Largest tribal religious fest begins in Warangal

The biannual Sammakka Sarakka Jatara, considered the world’s largest tribal religious congregation attracting several millions, began on Wednesday at Medaram in Warangal district.

A staggering 1.1 crore people are expected to visit the event, also called Medaram Jatara, to commemorate the crusade of the mother-daughter duo Sammakka and Saralamma against an unjust law imposed by the rulers. 

Devotees to the Jatara pray at the makeshift open air shrines where idols of two goddesses are installed for three days and are then shifted to another for two more years. Last year, an estimated 1 crore pilgrims visited Medaram in Tadwai mandal, 90 kilometres from Warangal city in Telangana. 

Devotees also offer bangaram (jaggery) to the goddesses, the quantity of which is equivalent to their body weight. 

A festival without vedic or Brahmanical influence, goats and chicken are sacrificed to the goddesses and liquor is consumed in large quantity in Medaram village. 
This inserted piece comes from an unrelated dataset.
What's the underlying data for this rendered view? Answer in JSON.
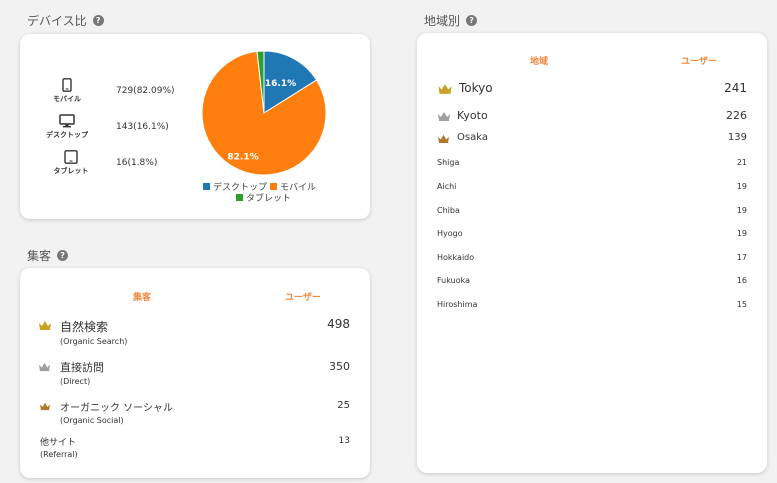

Until 1998, devotees could reach the village only on a bullock cart, post which the government declared the 1000-year-old festival official and laid a pucca road to the venue. 

After the formation of Telangana, the festival has gained additional importance with the state government sanctioning Rs 200 crore for the development of the village. 

While TSRTC would run 400 special busses to Medaram from across the state, more than a lakh private vehicles are also expected at the village. Chief Minister K Chandrasekhar Rao would offer prayers at Medaram on Friday. 

Telangana endowment minister Indrakaran Reddy said 125 varieties of flowers will be brought from Bengaluru to decorate the open space, where the statues of Sammakka, Sarakka, Padigiddaraju, and Govindaraju are installed on a pedestal called Gadde. In all, 12 tonnes of flowers will be used for decoration in three days. 

On Wednesday, four tribal priests carried the statues from Kannepalle, Kondai, Poonugondla villages performing prolonged rituals.